The 1999 movie adaptation of this book was awesome and for a long time I was interested in reading the novel. Seeing the movie first kind of ruined the major revelation or surprise in the book, but oh well.

Rating: 6.5

Wednesday, August 17, 2016

The One with Me Talk Pretty One Day

362. Title & Author: Me Talk Pretty One Day by David Sedaris (292 pages)
Genre: Fiction--Humor
Completed: 9 August 2016

Summary & Review:
Humorist David Sedaris tackles topics from learning a foreign language to growing up in North Carolina with his trademark wit and incisive observations in this collection of short stories and essays.

I've previously read Sedaris' When You Are Engulfed In Flames and while I enjoyed some of that book, many of the chapters weren't really to my liking. Overall, this was a more enjoyable book. While not every story was laugh out loud funny, some were, which is an impressive feat for a book. Especially hilarious were his accounts of attempting to learn French.

Rating: 6.0

Wednesday, August 10, 2016

The One with In the Garden of Beasts

361. Title & Author: In the Garden of Beasts: Love, Terror, and an American Family in Hitler’s Berlin by Erik Larson (365 pages)
Genre: Nonfiction—History
Completed: 3 August 2016

Summary & Review:
Historian and college professor William Dodd was chosen as ambassador to Germany in 1933 just as Adolf Hitler and the Nazis were rising to power. An unlikely pick for an ambassador, the bookish Dodd stepped on many toes, both at home in the United States and in interwar Germany. Accompanying him was his wife and two twenty-something children, and together they witnessed as Hitler and the Nazis consolidated power and terrorized the German people.

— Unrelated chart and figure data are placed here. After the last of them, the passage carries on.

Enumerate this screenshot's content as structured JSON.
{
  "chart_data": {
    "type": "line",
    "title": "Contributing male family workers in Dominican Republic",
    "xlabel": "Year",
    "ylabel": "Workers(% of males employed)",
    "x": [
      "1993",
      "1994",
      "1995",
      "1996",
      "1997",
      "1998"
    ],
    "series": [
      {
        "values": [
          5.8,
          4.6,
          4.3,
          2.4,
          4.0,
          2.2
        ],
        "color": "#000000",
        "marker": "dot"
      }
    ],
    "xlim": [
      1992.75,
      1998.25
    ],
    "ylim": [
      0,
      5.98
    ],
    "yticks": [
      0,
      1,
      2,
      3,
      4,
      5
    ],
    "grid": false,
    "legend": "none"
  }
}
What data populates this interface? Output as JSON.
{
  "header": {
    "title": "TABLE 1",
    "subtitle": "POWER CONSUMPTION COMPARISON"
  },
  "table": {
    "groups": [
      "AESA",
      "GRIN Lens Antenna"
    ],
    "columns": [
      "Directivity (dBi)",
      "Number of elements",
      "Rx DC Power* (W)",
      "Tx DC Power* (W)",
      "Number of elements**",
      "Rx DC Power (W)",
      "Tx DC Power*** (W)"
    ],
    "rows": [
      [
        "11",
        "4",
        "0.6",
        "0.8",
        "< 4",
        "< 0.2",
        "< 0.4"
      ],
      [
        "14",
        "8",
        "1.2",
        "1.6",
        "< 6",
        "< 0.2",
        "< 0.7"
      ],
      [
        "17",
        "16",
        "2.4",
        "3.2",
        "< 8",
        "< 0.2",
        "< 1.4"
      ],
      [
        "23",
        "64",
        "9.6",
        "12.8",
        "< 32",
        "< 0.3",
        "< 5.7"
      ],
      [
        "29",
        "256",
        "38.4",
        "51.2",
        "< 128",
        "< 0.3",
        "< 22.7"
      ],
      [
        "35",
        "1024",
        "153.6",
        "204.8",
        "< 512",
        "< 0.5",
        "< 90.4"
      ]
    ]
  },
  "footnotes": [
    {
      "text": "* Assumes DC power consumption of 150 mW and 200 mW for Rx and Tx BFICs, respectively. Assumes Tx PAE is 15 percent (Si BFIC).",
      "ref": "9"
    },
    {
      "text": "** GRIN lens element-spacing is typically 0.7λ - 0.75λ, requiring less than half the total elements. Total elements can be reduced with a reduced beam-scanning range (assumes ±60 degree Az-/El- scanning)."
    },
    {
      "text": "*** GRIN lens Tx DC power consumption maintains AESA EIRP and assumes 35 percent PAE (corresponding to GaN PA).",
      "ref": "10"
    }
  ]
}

This book was recommended to me by a friend and I was eager to read it. The subject matter is definitely something that interests me, but Larson took a rather strange approach to it. Rather than really delving into the details behind the Nazis rise and what it was truly like to live there during those early years of Hitler’s rule, he spent almost a third of the book discussing Dodd’s daughter Martha and her extensive love life. Not only did Martha have numerous affairs with married men including the head of the Gestapo, but she ended up spying for the Soviets against the United States and died in exile in Prague behind the Iron Curtain. Larson quoted Martha as saying how horrible the Nazis were but she completely embraced Soviet Communism which was responsible for millions more deaths than Nazism. Larson even had the gall to write, regarding Martha, “She died in 1990 at the age of eighty-two, not precisely a hero…”. Not precisely a hero?!? Not even close. In what world would she ever be considered a hero?

Anyway, I thought Larson’s pace was slow and his choice of emphasis puzzling so I doubt I’ll read any of his other works, despite them being best sellers.